“You’ll never believe this!”

Four heads looked up as Dini Stein, a.k.a. Shevy, walked into the room.

“Guess who’s on the phone?” She waved her phone excitedly in the air. “Mashi, our division head! She heard about our Girls Unite project and she wants to help! Here, listen!”

From the other side of the room, Dassi from Rina’s acting troupe, held a phone to her ear.

“Hi, girls!” she trilled. “So much fun to speak from outside camp! Shevy told me about your idea to have an international achdus shabbaton, as a zechus for Tzippy’s refuah sheleimah. I love it!”

Malka spoke up. “So you don’t think it’s crazy that we want to do it in Europe? ’Cuz Chaykie Weiss — you know, the girl in Bunk Yud-Aleph from Antwerp — said her grandparents own a hotel in Bulgaria, and they’re willing to let us use it for free. But our parents think it’s insane.”

“Yeah, everyone’s telling us we’re crazy, that this plan will never work,” said Leah.

“What is the plan?” asked Dassi.

Dini answered in her self-assured way. “We want to get frum teenage girls from all over the world to spend a Shabbos together. Like, we’re talking hundreds, maybe thousands of girls! And we’ll have speakers and activities and things all about achdus. It’ll be awesome!”

“But the problem is money,” said Aliza. “Even if the hotel’s free, the airfare will be really expensive.”

“And how many parents will let?” added Huvy. “This just seems impossible. It’ll never happen.”

“Don’t say that!” Dassi rallied her. “I love the fact that you girls are dreaming big! Nothing’s impossible if you believe in it! But first, you have to believe in yourself.”

The girls all looked at each other and smiled. “Yeah!” shouted Dini, pumping her fist into the air. All the others imitated her.

“Beautiful!” shouted Rina, from her director’s chair in her basement studio where they were practicing. “Perfect!”

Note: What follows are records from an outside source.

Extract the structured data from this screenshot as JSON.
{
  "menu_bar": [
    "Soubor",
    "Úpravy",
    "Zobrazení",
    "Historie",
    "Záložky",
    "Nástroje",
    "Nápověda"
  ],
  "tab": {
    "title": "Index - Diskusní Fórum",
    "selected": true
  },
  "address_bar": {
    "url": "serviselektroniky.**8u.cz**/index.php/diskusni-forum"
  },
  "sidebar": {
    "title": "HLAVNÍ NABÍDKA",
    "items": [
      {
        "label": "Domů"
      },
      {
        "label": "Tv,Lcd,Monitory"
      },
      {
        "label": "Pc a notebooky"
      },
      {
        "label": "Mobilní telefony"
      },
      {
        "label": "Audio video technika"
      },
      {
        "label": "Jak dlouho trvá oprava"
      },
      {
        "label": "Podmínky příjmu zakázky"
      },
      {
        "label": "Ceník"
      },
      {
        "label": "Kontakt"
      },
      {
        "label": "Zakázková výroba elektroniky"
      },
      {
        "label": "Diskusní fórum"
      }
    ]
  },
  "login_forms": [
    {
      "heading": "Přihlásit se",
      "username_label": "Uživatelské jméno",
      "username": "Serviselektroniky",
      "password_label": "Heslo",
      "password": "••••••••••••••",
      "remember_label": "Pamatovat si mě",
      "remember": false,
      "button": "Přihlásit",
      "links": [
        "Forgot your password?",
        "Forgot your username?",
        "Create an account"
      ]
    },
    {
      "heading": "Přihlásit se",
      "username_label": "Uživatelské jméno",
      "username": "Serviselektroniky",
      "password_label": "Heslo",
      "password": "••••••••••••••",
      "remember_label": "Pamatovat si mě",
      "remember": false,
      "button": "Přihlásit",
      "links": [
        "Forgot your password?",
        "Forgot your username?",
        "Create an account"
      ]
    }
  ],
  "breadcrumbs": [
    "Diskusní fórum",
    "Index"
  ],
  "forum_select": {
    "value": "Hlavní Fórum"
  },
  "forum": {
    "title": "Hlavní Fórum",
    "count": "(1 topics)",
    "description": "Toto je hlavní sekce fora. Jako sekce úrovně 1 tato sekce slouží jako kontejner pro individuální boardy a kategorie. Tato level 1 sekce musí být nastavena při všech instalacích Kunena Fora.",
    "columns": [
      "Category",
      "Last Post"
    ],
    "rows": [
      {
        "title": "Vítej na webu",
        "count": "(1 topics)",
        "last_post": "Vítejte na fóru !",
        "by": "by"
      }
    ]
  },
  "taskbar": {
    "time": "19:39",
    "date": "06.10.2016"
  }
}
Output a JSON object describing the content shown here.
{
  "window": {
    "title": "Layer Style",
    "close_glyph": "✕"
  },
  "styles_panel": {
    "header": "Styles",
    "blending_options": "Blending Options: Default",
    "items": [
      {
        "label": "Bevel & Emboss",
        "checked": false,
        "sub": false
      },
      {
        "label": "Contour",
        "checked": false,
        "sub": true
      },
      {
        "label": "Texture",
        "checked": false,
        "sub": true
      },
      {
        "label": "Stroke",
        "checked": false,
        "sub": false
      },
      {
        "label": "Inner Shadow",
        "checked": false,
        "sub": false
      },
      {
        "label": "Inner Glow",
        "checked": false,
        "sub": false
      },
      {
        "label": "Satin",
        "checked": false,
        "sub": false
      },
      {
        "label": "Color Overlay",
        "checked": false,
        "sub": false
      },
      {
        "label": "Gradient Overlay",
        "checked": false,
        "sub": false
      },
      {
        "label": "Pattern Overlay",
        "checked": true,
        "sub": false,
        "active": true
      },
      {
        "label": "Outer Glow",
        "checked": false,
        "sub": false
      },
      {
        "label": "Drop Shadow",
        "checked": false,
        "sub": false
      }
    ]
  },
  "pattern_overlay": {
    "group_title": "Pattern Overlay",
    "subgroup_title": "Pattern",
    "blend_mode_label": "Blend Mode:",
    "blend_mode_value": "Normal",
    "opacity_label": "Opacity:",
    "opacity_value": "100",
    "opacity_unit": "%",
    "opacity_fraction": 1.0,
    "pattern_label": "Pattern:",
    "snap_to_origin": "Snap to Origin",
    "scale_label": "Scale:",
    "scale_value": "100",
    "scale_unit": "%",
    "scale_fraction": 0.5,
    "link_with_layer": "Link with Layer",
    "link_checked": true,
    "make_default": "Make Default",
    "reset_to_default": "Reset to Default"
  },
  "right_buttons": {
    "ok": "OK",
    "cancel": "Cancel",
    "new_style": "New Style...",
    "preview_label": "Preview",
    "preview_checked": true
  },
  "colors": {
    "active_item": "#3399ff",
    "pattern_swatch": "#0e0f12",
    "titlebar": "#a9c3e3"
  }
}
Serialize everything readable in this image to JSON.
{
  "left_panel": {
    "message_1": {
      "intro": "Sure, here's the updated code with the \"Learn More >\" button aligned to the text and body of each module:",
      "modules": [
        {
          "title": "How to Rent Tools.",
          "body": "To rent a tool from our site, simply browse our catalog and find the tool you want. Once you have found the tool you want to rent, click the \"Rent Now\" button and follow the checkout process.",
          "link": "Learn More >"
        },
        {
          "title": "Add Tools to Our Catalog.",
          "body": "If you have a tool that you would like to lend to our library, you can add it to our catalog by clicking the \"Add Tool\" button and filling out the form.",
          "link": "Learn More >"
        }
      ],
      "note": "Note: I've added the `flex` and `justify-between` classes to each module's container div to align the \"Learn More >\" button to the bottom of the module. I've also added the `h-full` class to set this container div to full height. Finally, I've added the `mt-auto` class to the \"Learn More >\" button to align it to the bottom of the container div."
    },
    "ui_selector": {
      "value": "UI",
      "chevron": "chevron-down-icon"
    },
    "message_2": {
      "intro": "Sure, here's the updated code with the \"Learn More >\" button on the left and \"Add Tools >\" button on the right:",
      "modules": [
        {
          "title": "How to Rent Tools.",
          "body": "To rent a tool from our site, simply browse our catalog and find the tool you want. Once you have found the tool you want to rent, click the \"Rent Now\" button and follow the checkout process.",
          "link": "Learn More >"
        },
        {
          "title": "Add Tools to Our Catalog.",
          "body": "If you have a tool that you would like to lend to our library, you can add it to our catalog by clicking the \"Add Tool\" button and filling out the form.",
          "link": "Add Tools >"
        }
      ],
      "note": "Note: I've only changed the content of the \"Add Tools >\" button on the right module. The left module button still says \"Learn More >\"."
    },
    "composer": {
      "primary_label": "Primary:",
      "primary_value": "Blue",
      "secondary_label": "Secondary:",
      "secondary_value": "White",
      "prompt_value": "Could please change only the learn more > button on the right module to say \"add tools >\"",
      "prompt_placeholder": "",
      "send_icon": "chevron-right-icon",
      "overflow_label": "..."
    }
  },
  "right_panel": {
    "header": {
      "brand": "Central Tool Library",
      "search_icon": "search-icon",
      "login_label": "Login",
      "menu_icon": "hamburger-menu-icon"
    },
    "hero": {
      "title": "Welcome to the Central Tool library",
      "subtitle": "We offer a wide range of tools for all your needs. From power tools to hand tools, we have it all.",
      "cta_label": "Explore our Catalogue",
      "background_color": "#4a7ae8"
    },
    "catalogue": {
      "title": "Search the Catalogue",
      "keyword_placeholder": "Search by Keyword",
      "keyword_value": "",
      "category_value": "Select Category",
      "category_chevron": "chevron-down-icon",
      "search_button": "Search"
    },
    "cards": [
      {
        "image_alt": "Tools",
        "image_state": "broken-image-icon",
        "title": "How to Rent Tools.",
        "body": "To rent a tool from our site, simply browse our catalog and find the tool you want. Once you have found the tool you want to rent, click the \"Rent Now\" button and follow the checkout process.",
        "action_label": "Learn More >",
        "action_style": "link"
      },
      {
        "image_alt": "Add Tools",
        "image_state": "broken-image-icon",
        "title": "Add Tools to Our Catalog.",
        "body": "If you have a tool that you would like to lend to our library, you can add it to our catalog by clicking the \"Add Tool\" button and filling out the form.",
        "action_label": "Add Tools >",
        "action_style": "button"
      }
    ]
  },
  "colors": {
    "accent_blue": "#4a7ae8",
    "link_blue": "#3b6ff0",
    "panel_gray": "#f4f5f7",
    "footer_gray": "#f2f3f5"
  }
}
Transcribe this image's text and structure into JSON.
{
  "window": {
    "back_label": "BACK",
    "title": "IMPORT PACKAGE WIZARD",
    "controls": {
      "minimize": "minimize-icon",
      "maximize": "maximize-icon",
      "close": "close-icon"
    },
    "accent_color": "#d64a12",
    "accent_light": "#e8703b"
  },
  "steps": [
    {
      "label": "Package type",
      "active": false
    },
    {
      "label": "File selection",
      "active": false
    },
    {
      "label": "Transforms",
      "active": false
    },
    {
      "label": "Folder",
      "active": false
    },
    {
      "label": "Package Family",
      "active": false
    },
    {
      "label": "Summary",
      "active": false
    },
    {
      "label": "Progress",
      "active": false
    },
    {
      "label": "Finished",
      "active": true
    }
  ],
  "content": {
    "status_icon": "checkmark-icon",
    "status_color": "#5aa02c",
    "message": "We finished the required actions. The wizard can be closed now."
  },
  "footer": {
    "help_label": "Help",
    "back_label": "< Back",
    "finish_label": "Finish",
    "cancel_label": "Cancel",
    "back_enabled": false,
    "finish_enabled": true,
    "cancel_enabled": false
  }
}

Gabriella, sitting cross-legged on the couch behind her, turned her head away so no one would see her wince. She’d already tried to suggest that the reaction was a bit much, and that the shift from doubting to believing in themselves should be slower and subtler. But, as Gabriella had learned too well, any attempt to place subtlety in this film was a nonstarter. The fist-pumping had been Dini’s inspiration, and she was particularly proud of it. And Rina just loved the dramatic moment.

Gabriella looked down at her script and sighed. There was so much she would have changed here. She’d even devoted several crazy hours, in between cooking and helping her kids decorate the succah, to edit the scenes for the upcoming filming.

She’d managed to squeeze through a few of the minor dialogue changes. But Rina had emphatically put her foot down at Gabriella’s attempt to change some of the plot.

“No way,” she’d said clearly. And, for what had to be the hundredth time, she’d added with a hiss, “Remember, this is mine.”